On Slowing Down

This is the second part of a piece reflecting on time. Wasting Time explored the link between values of achievement and the need to be busy, rushing and filling time.

Slowing down time is about developing our capacity to be still, find pauses, value moments and appreciate time by being present; being in time not working against it.

Slowing down time is about slowing ourselves down.

We can create a sense of time and space for ourselves; only through deliberate choices about our relationship with time.

Manage time by saying no to an unnecessary sense of obligation. Be mindful and realistic about what we chose to juggle in relation to the responsibilities we take on. Prioritise what we need and want to do with our time.

Slow time is essential to our capacity to manage and balance the effects of modern life; increasingly reflecting cultural values of rapidity, efficiency and immediacy.

If this need to slow down isn’t addressed, often it is created through a crisis; a burn out, a sickness; a stop.

Slow time is the unknown time, undefined; the space in between A and B.The time between what we have now and what we don’t know, when we transition across life changes; between one state or place and the next. There is always movement but we tend towards pushing forwards, speeding up, wanting to get to B, to know B.

My relationship with time started changing through experiencing a number of concurrent life events that slowed me down. I see this in clients. Often a result of stress through managing, or not managing, time pressure. And it is only here at the point of crisis, that we begin to evaluate our relationship with time; life style and work balance, and so to re-evaluate our values.

Life events often force us to respond only to what is happening right now. We don’t have the choice.

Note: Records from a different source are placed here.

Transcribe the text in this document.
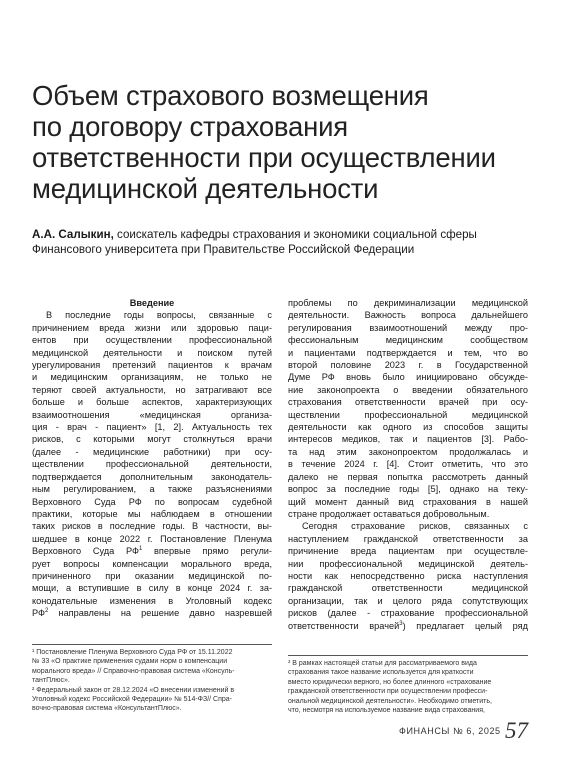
Объем страхового возмещения
по договору страхования
ответственности при осуществлении
медицинской деятельности

А.А. Салыкин, соискатель кафедры страхования и экономики социальной сферы
Финансового университета при Правительстве Российской Федерации

Введение
В последние годы вопросы, связанные с
причинением вреда жизни или здоровью паци-
ентов при осуществлении профессиональной
медицинской деятельности и поиском путей
урегулирования претензий пациентов к врачам
и медицинским организациям, не только не
теряют своей актуальности, но затрагивают все
больше и больше аспектов, характеризующих
взаимоотношения «медицинская организа-
ция - врач - пациент» [1, 2]. Актуальность тех
рисков, с которыми могут столкнуться врачи
(далее - медицинские работники) при осу-
ществлении профессиональной деятельности,
подтверждается дополнительным законодатель-
ным регулированием, а также разъяснениями
Верховного Суда РФ по вопросам судебной
практики, которые мы наблюдаем в отношении
таких рисков в последние годы. В частности, вы-
шедшее в конце 2022 г. Постановление Пленума
Верховного Суда $РФ^1$ впервые прямо регули-
рует вопросы компенсации морального вреда,
причиненного при оказании медицинской по-
мощи, а вступившие в силу в конце 2024 г. за-
конодательные изменения в Уголовный кодекс
$РФ^2$ направлены на решение давно назревшей
проблемы по декриминализации медицинской
деятельности. Важность вопроса дальнейшего
регулирования взаимоотношений между про-
фессиональным медицинским сообществом
и пациентами подтверждается и тем, что во
второй половине 2023 г. в Государственной
Думе РФ вновь было инициировано обсужде-
ние законопроекта о введении обязательного
страхования ответственности врачей при осу-
ществлении профессиональной медицинской
деятельности как одного из способов защиты
интересов медиков, так и пациентов [3]. Рабо-
та над этим законопроектом продолжалась и
в течение 2024 г. [4]. Стоит отметить, что это
далеко не первая попытка рассмотреть данный
вопрос за последние годы [5], однако на теку-
щий момент данный вид страхования в нашей
стране продолжает оставаться добровольным.
Сегодня страхование рисков, связанных с
наступлением гражданской ответственности за
причинение вреда пациентам при осуществле-
нии профессиональной медицинской деятель-
ности как непосредственно риска наступления
гражданской ответственности медицинской
организации, так и целого ряда сопутствующих
рисков (далее - страхование профессиональной
ответственности врачей$^3$) предлагает целый ряд
¹ Постановление Пленума Верховного Суда РФ от 15.11.2022
№ 33 «О практике применения судами норм о компенсации
морального вреда» // Справочно-правовая система «Консуль-
тантПлюс».
² Федеральный закон от 28.12.2024 «О внесении изменений в
Уголовный кодекс Российской Федерации» № 514-ФЗ// Спра-
вочно-правовая система «КонсультантПлюс».
³ В рамках настоящей статьи для рассматриваемого вида
страхования такое название используется для краткости
вместо юридически верного, но более длинного «страхование
гражданской ответственности при осуществлении професси-
ональной медицинской деятельности». Необходимо отметить,
что, несмотря на используемое название вида страхования,
ФИНАНСЫ № 6, 2025 57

It is here we have to reconfigure, re-shape, as we are knocked off the presumptive path by pause. We have to let go of where we thought we were headed and how quickly.

In processing the effects of my life events, I didn’t feel equipped to live life at the same pace. I had different energy and capacity and I didn’t have a clear direction. It’s then I deliberately shifted my attention to time. I started to be more mindful of the present as the future seemed harder to envision. My parameters altered. Living more in the moment, day by day, meant less pressure about the long term unanswerable and more appreciation of the current and the potential of slow movement, even though slow seemed cumbersome.

How do we manage being slowed down or stopped by enforced interruptions? We can realise the opportunity to re-calibrate our relationship with time in the interval.

This time in between the known and the unknown showed me being, rather than doing. Trusting rather than pushing. Until I accepted that travel, progress, was not about speed, I was frustrated.

Slowing down time is also about choosing the speed we travel.

The faster we travel the less quality time has. But we don’t get to our destination unless we stop. A singular linear relationship to any goal creates the pressure of speed and can also reduce the quality of time inbetween.

I have a tendency to drive fast. I enjoy the experience of speed. One day a friend and I were driving in convoy. He was a steady driver, I was over-taking, accelerating whenever I could. We got to our destination at the same time. It got me thinking, what’s my rush? What’s the point of being fast, if it gets you to the same place at the same time? On further reflection I realised I wasn’t really connected with my body or the car. Driving was about getting from A-B the fastest way through creating an experience of speed. But habitual patterns meant I did this almost unconsciously.

Once we become aware of our behaviour and mind-set around time we can change the experience of time.

I now acknowledge that I’m in between A-B and I will get there when I get there, I don’t need to drive fast at it. I will chose to drive the winding, slow way home on occasion which affords me more time to absorb the landscape I am lucky to live in. I’ve altered my habitual pattern through becoming more aware.

It doesn’t mean I don’t chose to drive fast sometimes.